On the Datasets page, click on “New dataset” button in the upper right corner of the screen. You’ll then be prompted to enter a name and description for your new dataset.

Create a dataset

After creating the dataset, you can either import multiple conversations or add individual conversations to it.

To import conversations, click the “Import” button in the upper right corner of the screen.

List of conversations

You can import data in JSON or JSONL format, containing an array of conversations (or a conversation object per line, if JSONL).

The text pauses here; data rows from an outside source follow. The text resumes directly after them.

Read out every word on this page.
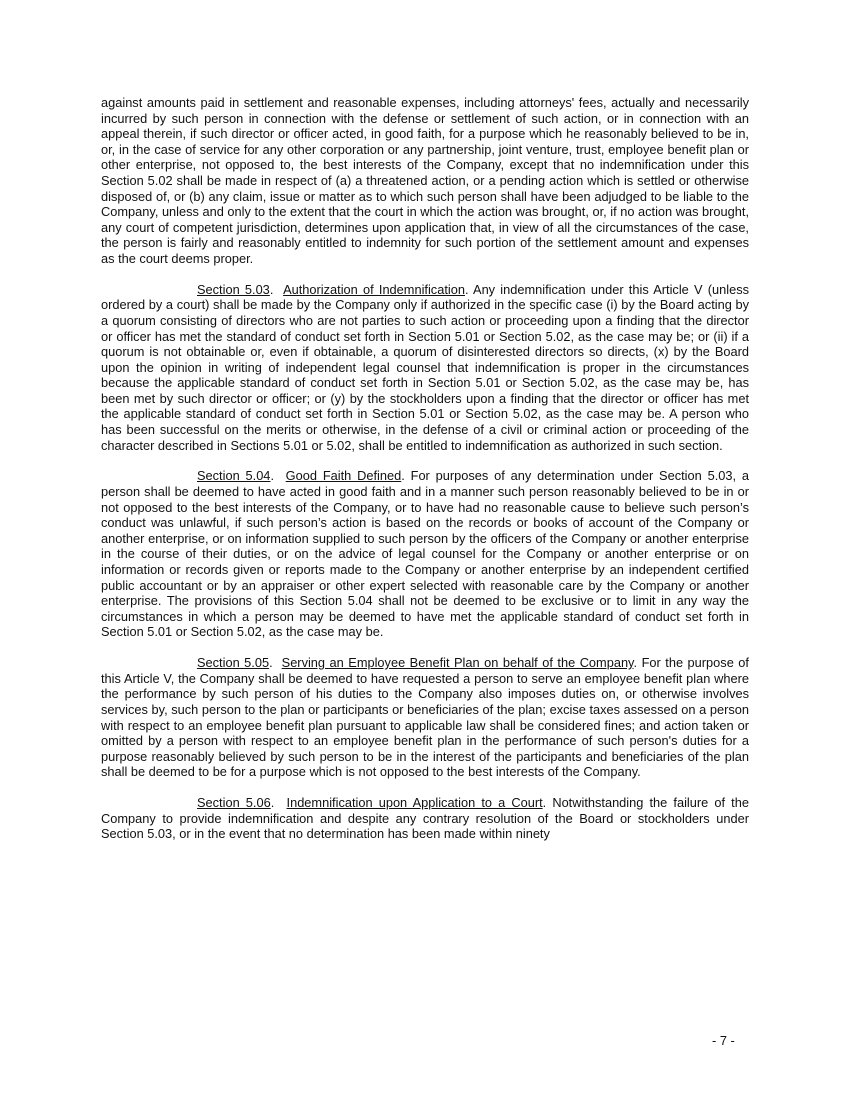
against amounts paid in settlement and reasonable expenses, including attorneys' fees, actually and necessarily incurred by such person in connection with the defense or settlement of such action, or in connection with an appeal therein, if such director or officer acted, in good faith, for a purpose which he reasonably believed to be in, or, in the case of service for any other corporation or any partnership, joint venture, trust, employee benefit plan or other enterprise, not opposed to, the best interests of the Company, except that no indemnification under this Section 5.02 shall be made in respect of (a) a threatened action, or a pending action which is settled or otherwise disposed of, or (b) any claim, issue or matter as to which such person shall have been adjudged to be liable to the Company, unless and only to the extent that the court in which the action was brought, or, if no action was brought, any court of competent jurisdiction, determines upon application that, in view of all the circumstances of the case, the person is fairly and reasonably entitled to indemnity for such portion of the settlement amount and expenses as the court deems proper.

Section 5.03.  Authorization of Indemnification. Any indemnification under this Article V (unless ordered by a court) shall be made by the Company only if authorized in the specific case (i) by the Board acting by a quorum consisting of directors who are not parties to such action or proceeding upon a finding that the director or officer has met the standard of conduct set forth in Section 5.01 or Section 5.02, as the case may be; or (ii) if a quorum is not obtainable or, even if obtainable, a quorum of disinterested directors so directs, (x) by the Board upon the opinion in writing of independent legal counsel that indemnification is proper in the circumstances because the applicable standard of conduct set forth in Section 5.01 or Section 5.02, as the case may be, has been met by such director or officer; or (y) by the stockholders upon a finding that the director or officer has met the applicable standard of conduct set forth in Section 5.01 or Section 5.02, as the case may be. A person who has been successful on the merits or otherwise, in the defense of a civil or criminal action or proceeding of the character described in Sections 5.01 or 5.02, shall be entitled to indemnification as authorized in such section.

Section 5.04.  Good Faith Defined. For purposes of any determination under Section 5.03, a person shall be deemed to have acted in good faith and in a manner such person reasonably believed to be in or not opposed to the best interests of the Company, or to have had no reasonable cause to believe such person’s conduct was unlawful, if such person’s action is based on the records or books of account of the Company or another enterprise, or on information supplied to such person by the officers of the Company or another enterprise in the course of their duties, or on the advice of legal counsel for the Company or another enterprise or on information or records given or reports made to the Company or another enterprise by an independent certified public accountant or by an appraiser or other expert selected with reasonable care by the Company or another enterprise. The provisions of this Section 5.04 shall not be deemed to be exclusive or to limit in any way the circumstances in which a person may be deemed to have met the applicable standard of conduct set forth in Section 5.01 or Section 5.02, as the case may be.

Section 5.05.  Serving an Employee Benefit Plan on behalf of the Company. For the purpose of this Article V, the Company shall be deemed to have requested a person to serve an employee benefit plan where the performance by such person of his duties to the Company also imposes duties on, or otherwise involves services by, such person to the plan or participants or beneficiaries of the plan; excise taxes assessed on a person with respect to an employee benefit plan pursuant to applicable law shall be considered fines; and action taken or omitted by a person with respect to an employee benefit plan in the performance of such person's duties for a purpose reasonably believed by such person to be in the interest of the participants and beneficiaries of the plan shall be deemed to be for a purpose which is not opposed to the best interests of the Company.

Section 5.06.  Indemnification upon Application to a Court. Notwithstanding the failure of the Company to provide indemnification and despite any contrary resolution of the Board or stockholders under Section 5.03, or in the event that no determination has been made within ninety

- 7 -
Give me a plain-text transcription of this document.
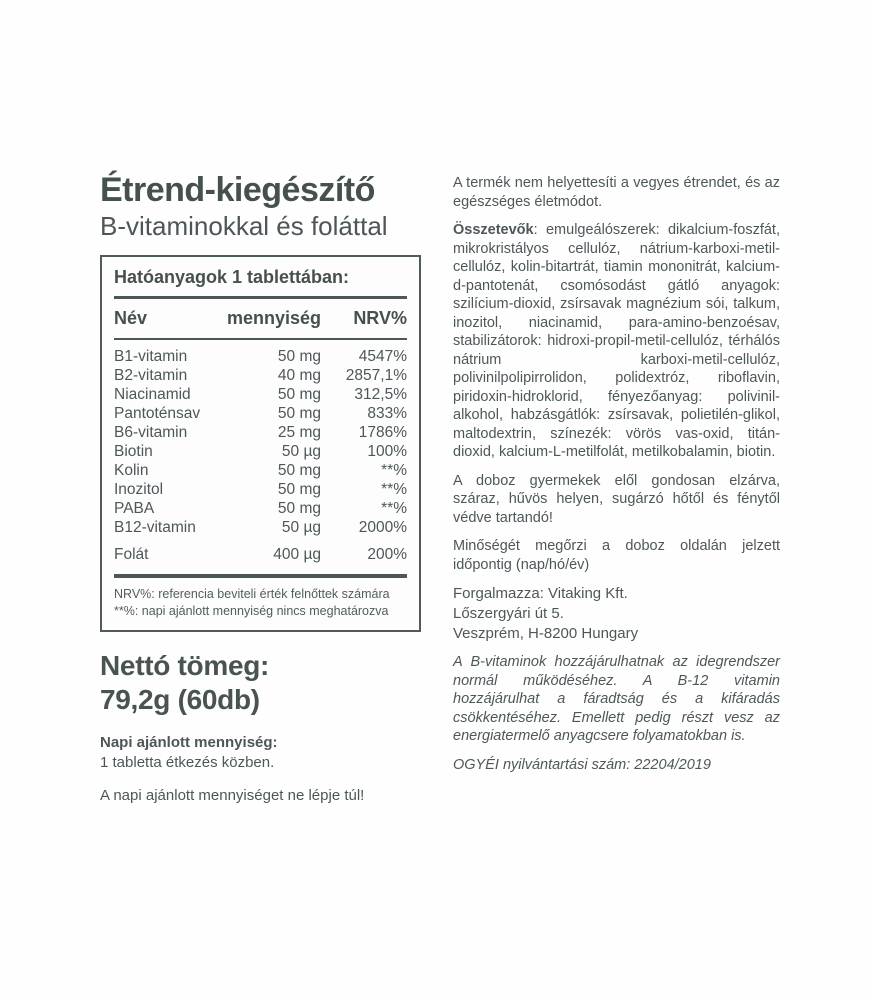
Étrend-kiegészítő
B-vitaminokkal és foláttal
Hatóanyagok 1 tablettában:
Név	mennyiség	NRV%
B1-vitamin	50 mg	4547%
B2-vitamin	40 mg	2857,1%
Niacinamid	50 mg	312,5%
Pantoténsav	50 mg	833%
B6-vitamin	25 mg	1786%
Biotin	50 µg	100%
Kolin	50 mg	**%
Inozitol	50 mg	**%
PABA	50 mg	**%
B12-vitamin	50 µg	2000%
Folát	400 µg	200%
NRV%: referencia beviteli érték felnőttek számára
**%: napi ajánlott mennyiség nincs meghatározva
Nettó tömeg:
79,2g (60db)
Napi ajánlott mennyiség:
1 tabletta étkezés közben.
A napi ajánlott mennyiséget ne lépje túl!

A termék nem helyettesíti a vegyes étrendet, és az egészséges életmódot.

Összetevők: emulgeálószerek: dikalcium-foszfát, mikrokristályos cellulóz, nátrium-karboxi-metil-cellulóz, kolin-bitartrát, tiamin mononitrát, kalcium-d-pantotenát, csomósodást gátló anyagok: szilícium-dioxid, zsírsavak magnézium sói, talkum, inozitol, niacinamid, para-amino-benzoésav, stabilizátorok: hidroxi-propil-metil-cellulóz, térhálós nátrium karboxi-metil-cellulóz, polivinilpolipirrolidon, polidextróz, riboflavin, piridoxin-hidroklorid, fényezőanyag: polivinil-alkohol, habzásgátlók: zsírsavak, polietilén-glikol, maltodextrin, színezék: vörös vas-oxid, titán-dioxid, kalcium-L-metilfolát, metilkobalamin, biotin.

A doboz gyermekek elől gondosan elzárva, száraz, hűvös helyen, sugárzó hőtől és fénytől védve tartandó!

Minőségét megőrzi a doboz oldalán jelzett időpontig (nap/hó/év)

Forgalmazza: Vitaking Kft.
Lőszergyári út 5.
Veszprém, H-8200 Hungary

A B-vitaminok hozzájárulhatnak az idegrendszer normál működéséhez. A B-12 vitamin hozzájárulhat a fáradtság és a kifáradás csökkentéséhez. Emellett pedig részt vesz az energiatermelő anyagcsere folyamatokban is.

OGYÉI nyilvántartási szám: 22204/2019
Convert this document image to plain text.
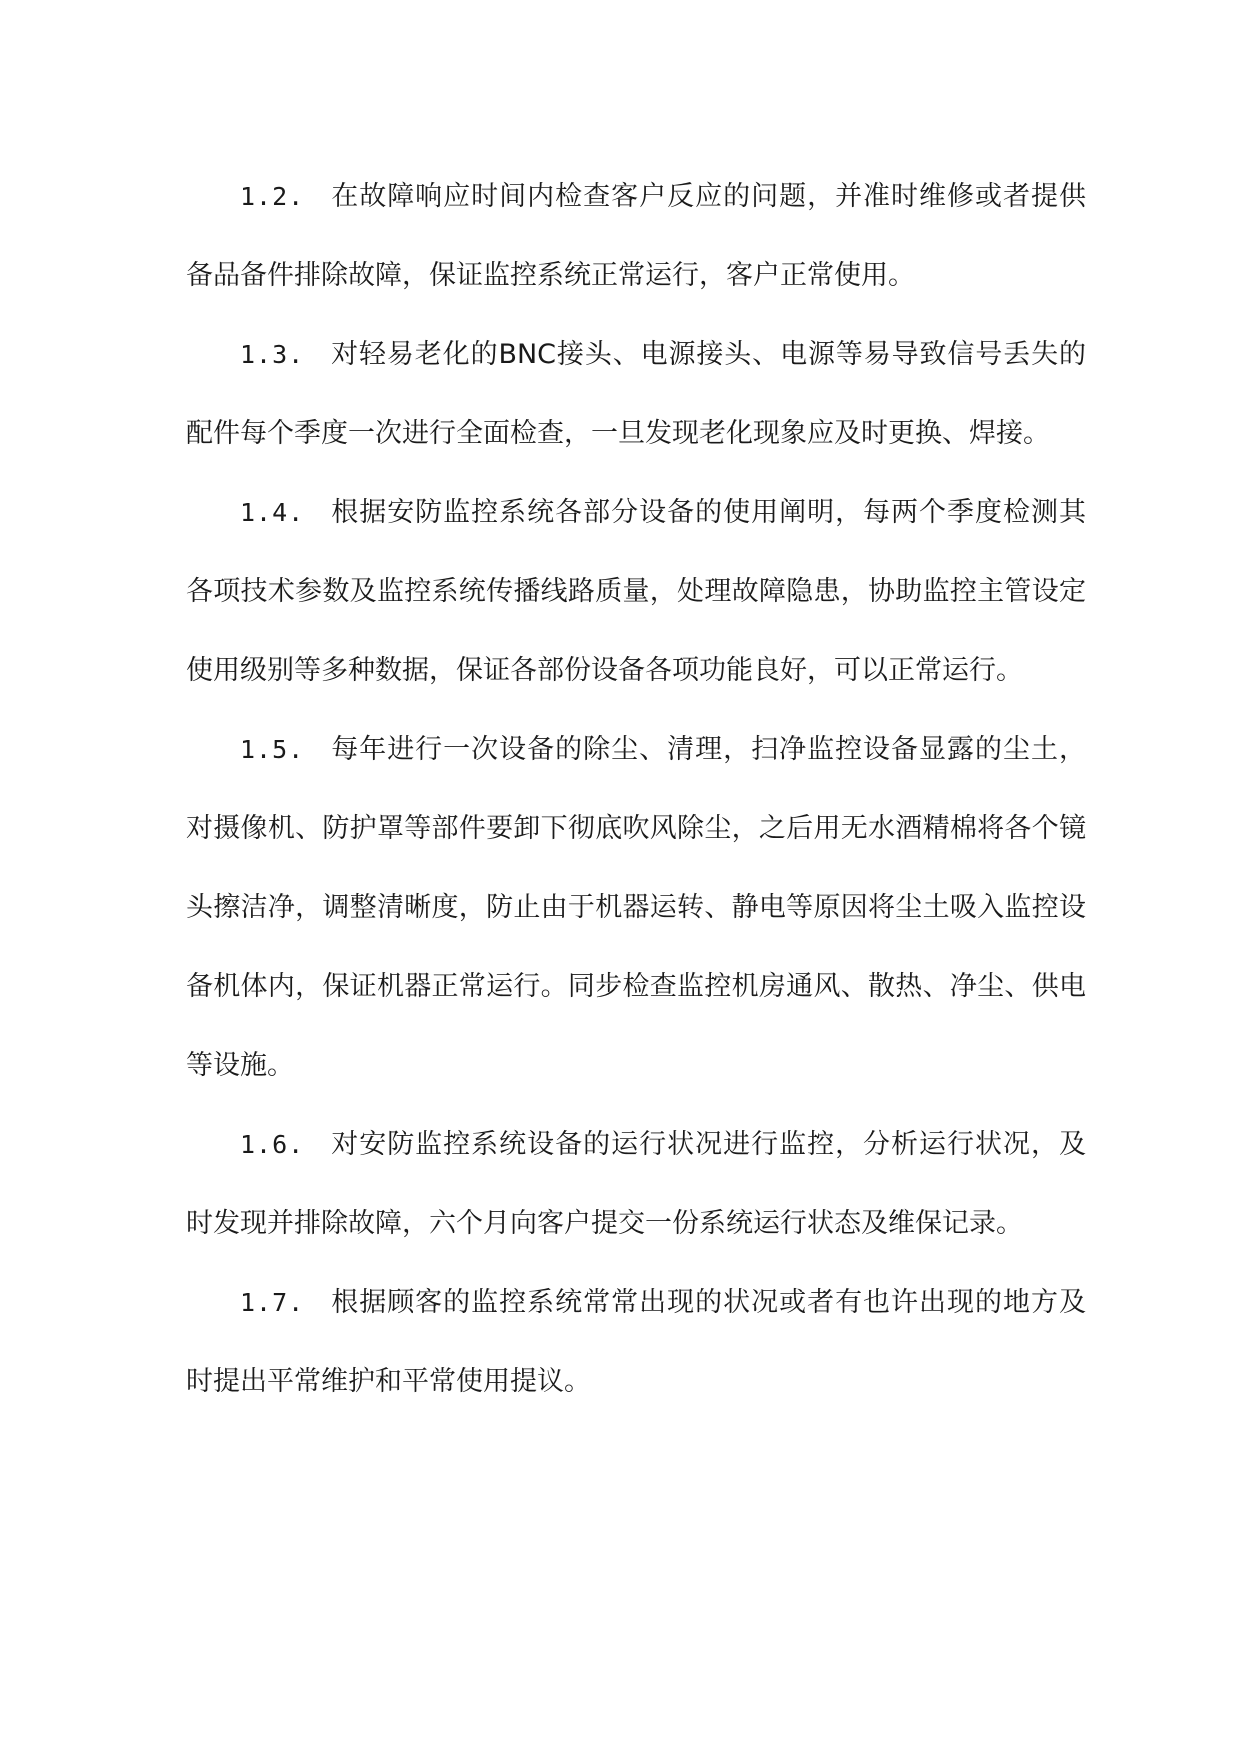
1.2. 在故障响应时间内检查客户反应的问题，并准时维修或者提供备品备件排除故障，保证监控系统正常运行，客户正常使用。

1.3. 对轻易老化的BNC接头、电源接头、电源等易导致信号丢失的配件每个季度一次进行全面检查，一旦发现老化现象应及时更换、焊接。

1.4. 根据安防监控系统各部分设备的使用阐明，每两个季度检测其各项技术参数及监控系统传播线路质量，处理故障隐患，协助监控主管设定使用级别等多种数据，保证各部份设备各项功能良好，可以正常运行。

1.5. 每年进行一次设备的除尘、清理，扫净监控设备显露的尘土，对摄像机、防护罩等部件要卸下彻底吹风除尘，之后用无水酒精棉将各个镜头擦洁净，调整清晰度，防止由于机器运转、静电等原因将尘土吸入监控设备机体内，保证机器正常运行。同步检查监控机房通风、散热、净尘、供电等设施。

1.6. 对安防监控系统设备的运行状况进行监控，分析运行状况，及时发现并排除故障，六个月向客户提交一份系统运行状态及维保记录。

1.7. 根据顾客的监控系统常常出现的状况或者有也许出现的地方及时提出平常维护和平常使用提议。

Each conversation must be defined as a JSON object with a messages field containing the chat messages in OpenAI format. You can also specify these optional attributes:

  • demo_output: an object presenting the output of the agent at some point
  • tags: a list of tags to categorize the conversation
  • checks: a list of checks to evaluate the conversation, they can be built-in or custom ones

Import a conversation

Here’s an example of the structure and content in a dataset:

[
{
"messages": [
{"role": "assistant", "content": "Hello!"},
{"role": "user", "content": "Hi Agent!"},
],
"demo_output": {"role": "assistant", "content": "How can I help you ?"},
"tags": ["greetings"],
"checks": [
{"identifier": "correctness", "params": {"reference": "How can I help you?"}},
{"identifier": "conformity", "params": {"rules": ["The agent should not do X"]}},
{"identifier": "metadata", "params": {"json_path_rules": [{"json_path": "$.tool", "expected_value": "calculator", "expected_value_type": "string"}]}},
{"identifier": "semantic_similarity", "params": {"reference": "How can I help you?", "threshold": 0.8}},
]
}
]

Alternatively, you can import data in CSV format, containing one message per line.

Each CSV must contain a user_message column representing the message from the user. Additionally, the file can contain optional attributes:

  • bot_message: the answer from the agent
  • tag*: the list of tags (i.e. tag_1,tag_2,…)
  • expected_output: the expected output (reference answer) the agent should generate
  • rule*: the list of rules the agent should follow (i.e. rule_1,rule_2,…)
  • reference_context: the context in which the agent must ground its response
  • check*: the list of custom checks (i.e. check_1,check_2,…)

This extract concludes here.